The Intel Developer Forum concludes today. Read on for news on Intel's new mobile plans, future integrated GPU designs, and more.
Medfield: Intel's new mobile CPU
Intel is well aware that the world is moving more and more to mobile device use. The company has been shifting resources toward building more effective mobile CPUs. The Atom processor is Intel's weapon in the battle against embedded solutions like ARM. To date, Atom's been more of a low end laptop or tablet processor and not well suited to mobile phones.
That's one reason Intel is publicly committed to shipping Atom using 14nm process technology by 2014. That manufacturing technology should yield die sizes and power envelopes suitable for ultra-mobile devices like smartphones. However, Intel isn't waiting that long.
Intel has been prepping Medfield, a single chip follow-up to Moorestown. Moorestown was aimed at the high end smartphone market, but was poorly received by handset makers. Medfield fixes many of the issues inherent in Moorestown with the upcoming Medfield, which is a single chip solution capable of running up to 1.9GHz. Intel claims battery life that should be competitive with existing smartphone solutions.
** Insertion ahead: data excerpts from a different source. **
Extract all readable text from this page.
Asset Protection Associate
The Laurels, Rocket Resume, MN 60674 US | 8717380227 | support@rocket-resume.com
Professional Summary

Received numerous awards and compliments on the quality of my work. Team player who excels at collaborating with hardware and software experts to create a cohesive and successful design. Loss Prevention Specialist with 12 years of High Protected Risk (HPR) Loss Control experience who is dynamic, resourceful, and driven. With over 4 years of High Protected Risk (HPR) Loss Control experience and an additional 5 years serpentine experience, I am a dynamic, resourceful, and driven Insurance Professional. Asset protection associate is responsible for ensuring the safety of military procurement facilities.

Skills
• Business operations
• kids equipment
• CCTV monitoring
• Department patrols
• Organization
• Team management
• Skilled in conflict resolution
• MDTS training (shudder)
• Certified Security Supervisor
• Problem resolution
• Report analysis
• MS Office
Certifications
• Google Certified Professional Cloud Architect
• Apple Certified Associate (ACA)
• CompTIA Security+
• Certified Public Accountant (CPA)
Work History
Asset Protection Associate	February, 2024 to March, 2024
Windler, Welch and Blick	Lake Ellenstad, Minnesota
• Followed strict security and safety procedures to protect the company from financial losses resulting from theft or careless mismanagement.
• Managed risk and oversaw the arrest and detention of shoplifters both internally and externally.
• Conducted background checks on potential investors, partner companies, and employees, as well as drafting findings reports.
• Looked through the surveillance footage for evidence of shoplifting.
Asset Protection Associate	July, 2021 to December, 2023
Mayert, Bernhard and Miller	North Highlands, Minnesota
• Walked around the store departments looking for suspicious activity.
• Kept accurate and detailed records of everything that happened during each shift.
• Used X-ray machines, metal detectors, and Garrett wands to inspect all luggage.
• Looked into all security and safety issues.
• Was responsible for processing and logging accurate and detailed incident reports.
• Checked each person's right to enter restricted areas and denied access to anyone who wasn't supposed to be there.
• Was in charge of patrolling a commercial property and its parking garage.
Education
All that puts Intel's Android partnership in context. Paul Otellini demonstrated a Medfield smartphone prototype during his IDF keynote, and Intel had Medfield tablet prototypes on display.
We also spoke to one source off the record who noted that battery life of devices under development was up to a full day under normal use. Medfield based smartphones running some flavor of Android -- likely Gingerbread -- will likely ship early in 2012.
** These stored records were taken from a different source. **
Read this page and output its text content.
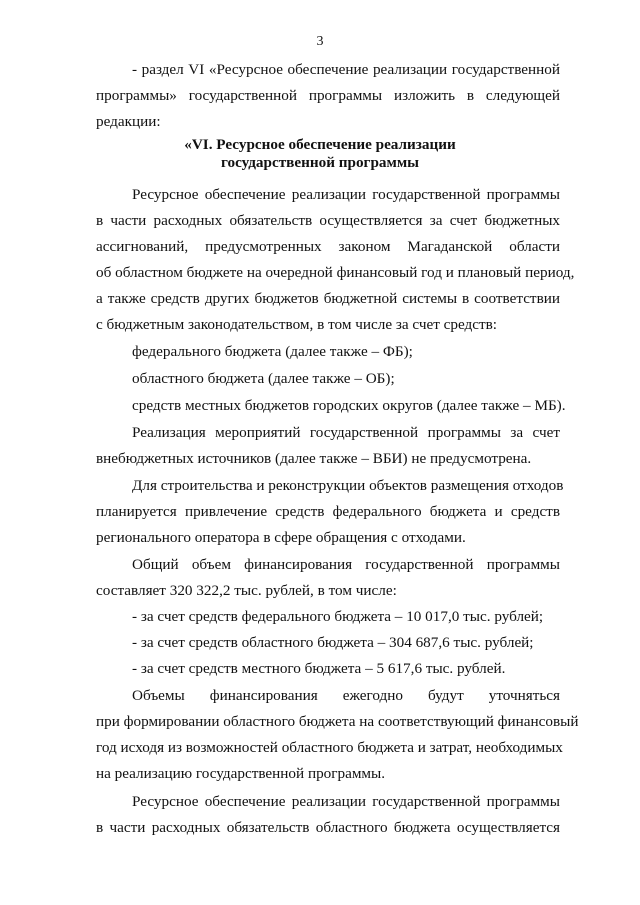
3
- раздел VI «Ресурсное обеспечение реализации государственной
программы» государственной программы изложить в следующей
редакции:
«VI. Ресурсное обеспечение реализации
государственной программы
Ресурсное обеспечение реализации государственной программы
в части расходных обязательств осуществляется за счет бюджетных
ассигнований, предусмотренных законом Магаданской области
об областном бюджете на очередной финансовый год и плановый период,
а также средств других бюджетов бюджетной системы в соответствии
с бюджетным законодательством, в том числе за счет средств:
федерального бюджета (далее также – ФБ);
областного бюджета (далее также – ОБ);
средств местных бюджетов городских округов (далее также – МБ).
Реализация мероприятий государственной программы за счет
внебюджетных источников (далее также – ВБИ) не предусмотрена.
Для строительства и реконструкции объектов размещения отходов
планируется привлечение средств федерального бюджета и средств
регионального оператора в сфере обращения с отходами.
Общий объем финансирования государственной программы
составляет 320 322,2 тыс. рублей, в том числе:
- за счет средств федерального бюджета – 10 017,0 тыс. рублей;
- за счет средств областного бюджета – 304 687,6 тыс. рублей;
- за счет средств местного бюджета – 5 617,6 тыс. рублей.
Объемы финансирования ежегодно будут уточняться
при формировании областного бюджета на соответствующий финансовый
год исходя из возможностей областного бюджета и затрат, необходимых
на реализацию государственной программы.
Ресурсное обеспечение реализации государственной программы
в части расходных обязательств областного бюджета осуществляется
Of course, the competition isn't sitting still. It's well known that Apple is readying a follow-up to the iPhone 4, and Nvidia's garnered some design wins for its Tegra platform. Qualcomm and TI are also busy with their designs. All of those are ARM based, and x86 will have a steep upward path, though with Google's help, maybe Medfield-based phones will see the light of day in 2012.
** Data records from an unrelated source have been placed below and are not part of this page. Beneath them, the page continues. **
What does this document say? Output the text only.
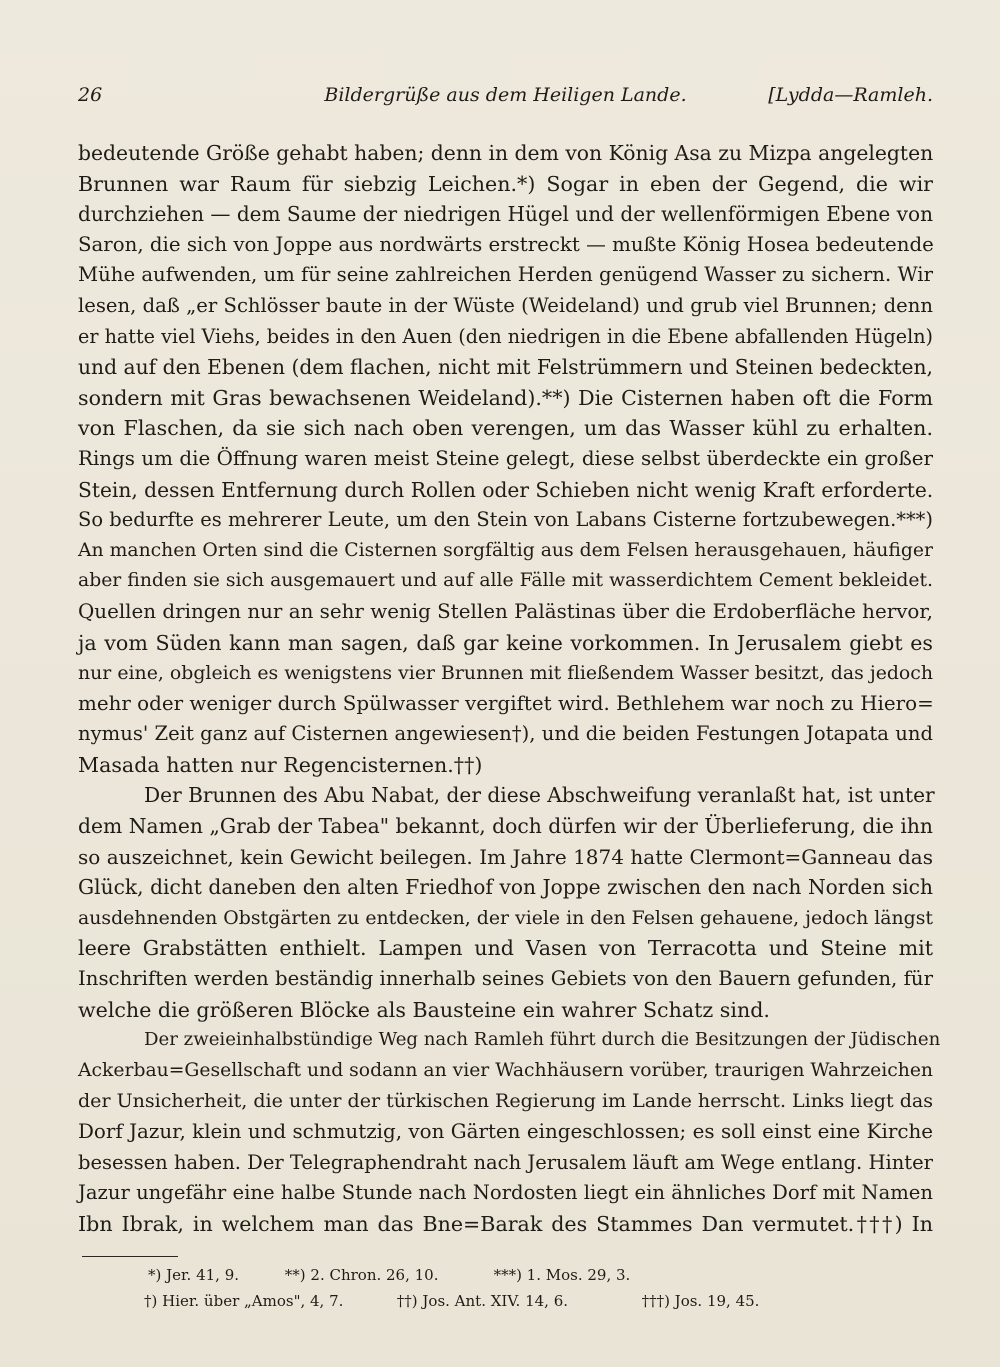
26	Bildergrüße aus dem Heiligen Lande.	[Lydda—Ramleh.
bedeutende Größe gehabt haben; denn in dem von König Asa zu Mizpa angelegten
Brunnen war Raum für siebzig Leichen.*) Sogar in eben der Gegend, die wir
durchziehen — dem Saume der niedrigen Hügel und der wellenförmigen Ebene von
Saron, die sich von Joppe aus nordwärts erstreckt — mußte König Hosea bedeutende
Mühe aufwenden, um für seine zahlreichen Herden genügend Wasser zu sichern. Wir
lesen, daß „er Schlösser baute in der Wüste (Weideland) und grub viel Brunnen; denn
er hatte viel Viehs, beides in den Auen (den niedrigen in die Ebene abfallenden Hügeln)
und auf den Ebenen (dem flachen, nicht mit Felstrümmern und Steinen bedeckten,
sondern mit Gras bewachsenen Weideland).**) Die Cisternen haben oft die Form
von Flaschen, da sie sich nach oben verengen, um das Wasser kühl zu erhalten.
Rings um die Öffnung waren meist Steine gelegt, diese selbst überdeckte ein großer
Stein, dessen Entfernung durch Rollen oder Schieben nicht wenig Kraft erforderte.
So bedurfte es mehrerer Leute, um den Stein von Labans Cisterne fortzubewegen.***)
An manchen Orten sind die Cisternen sorgfältig aus dem Felsen herausgehauen, häufiger
aber finden sie sich ausgemauert und auf alle Fälle mit wasserdichtem Cement bekleidet.
Quellen dringen nur an sehr wenig Stellen Palästinas über die Erdoberfläche hervor,
ja vom Süden kann man sagen, daß gar keine vorkommen. In Jerusalem giebt es
nur eine, obgleich es wenigstens vier Brunnen mit fließendem Wasser besitzt, das jedoch
mehr oder weniger durch Spülwasser vergiftet wird. Bethlehem war noch zu Hiero=
nymus' Zeit ganz auf Cisternen angewiesen†), und die beiden Festungen Jotapata und
Masada hatten nur Regencisternen.††)
Der Brunnen des Abu Nabat, der diese Abschweifung veranlaßt hat, ist unter
dem Namen „Grab der Tabea" bekannt, doch dürfen wir der Überlieferung, die ihn
so auszeichnet, kein Gewicht beilegen. Im Jahre 1874 hatte Clermont=Ganneau das
Glück, dicht daneben den alten Friedhof von Joppe zwischen den nach Norden sich
ausdehnenden Obstgärten zu entdecken, der viele in den Felsen gehauene, jedoch längst
leere Grabstätten enthielt. Lampen und Vasen von Terracotta und Steine mit
Inschriften werden beständig innerhalb seines Gebiets von den Bauern gefunden, für
welche die größeren Blöcke als Bausteine ein wahrer Schatz sind.
Der zweieinhalbstündige Weg nach Ramleh führt durch die Besitzungen der Jüdischen
Ackerbau=Gesellschaft und sodann an vier Wachhäusern vorüber, traurigen Wahrzeichen
der Unsicherheit, die unter der türkischen Regierung im Lande herrscht. Links liegt das
Dorf Jazur, klein und schmutzig, von Gärten eingeschlossen; es soll einst eine Kirche
besessen haben. Der Telegraphendraht nach Jerusalem läuft am Wege entlang. Hinter
Jazur ungefähr eine halbe Stunde nach Nordosten liegt ein ähnliches Dorf mit Namen
Ibn Ibrak, in welchem man das Bne=Barak des Stammes Dan vermutet.†††) In
*) Jer. 41, 9.	**) 2. Chron. 26, 10.	***) 1. Mos. 29, 3.
†) Hier. über „Amos", 4, 7.	††) Jos. Ant. XIV. 14, 6.	†††) Jos. 19, 45.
The future of graphics software
David Blythe was one of the key architects at Microsoft during the development of DirectX 10 and 11. He's now at Intel, helping them work on improving the software required to make Intel HD Graphics run better.
In his discussion of the history of graphics software stacks, Blythe covered developments from the Silicon Graphics era, which consisted of completely proprietary, immediate mode designs, to the present era of programmable GPUs that are connected to the PC via external connects, like PCI Express. The current DirectX 11 is still tuned to the generation of high power consumption discrete graphics cards with their own onboard memory (frame buffer). OpenGL is pretty much in the same board, still more tuned to high performance GPUs with their own memory.
Blythe sees a need for these APIs to evolve to take advantage of on-CPU graphics, which are increasing in capability and performance, but require other constraints. Integrated GPUs have power management constraints, security issues, for example.
In addition, processor graphics, as Blythe calls integrated GPUs, are different animals entirely from discrete GPUs. They share memory with the CPUs, which has pluses and minuses. Sharing memory with the CPU makes CPU-to-GPU transfers potentially more efficient, but PC memory still lacks the massive memory bandwidth of high end graphics cards. In addition, the current APIs generate overhead that's really not needed when feeding data to the integrated GPU.
Processor graphics don't require the overhead of buses or interconnects to cross, and can be built to use the same process address space as the CPU. An API tuned for processor graphics might use operating system functions for allocating memory, rather than the more complex and esoteric memory management needed when communicating with a GPU that uses its own private pool of memory.
Blythe noted that what he's suggesting doesn't mean that the high level API programmers are familiar with needs to change, though their techniques might. But the underlying abstraction layers that talk to the hardware need to be aware of the different behaviors of processor graphics in order to exploit their unique strengths.
Intel in transition
This year's IDF was an odd mix. Paul Otellini's keynote sounded almost identical to the keynotes of past years in the beginning, with the brief announcement of the Google relationship being the one nod towards the changes that have been sweeping the industry. Products like Sandy Bridge Extreme and the X79 chipset are also nods to Intels storied history of being the premiere manufacturer of desktop CPUs.
Ultrabooks and Medfield, however, are clear demonstrations of Intel's future directions. Though the first Ultrabooks are based on the existing Sandy Bridge mobile CPUs, they're really ideal platforms for the next generation Ivy Bridge platforms. Ivy Bridge, with its beefier graphics and improved power usage, will make Ultrabooks viable for a wider audience than users who simply crave an ultramobile PC for light office chores.
Medfield will see Intel plunging into the mobile phone waters in earnest, and the initial reception will likely be chilly. But Intel needs to put a stake in the ground if it plans on really taking the mobile industry by storm with 14nm products. The future is mobile, and Intel is well aware of that. But Intel has shown with the initial Core 2 processors that it can make massive corporate shifts quickly--now we just need to wait and see if they can do it again.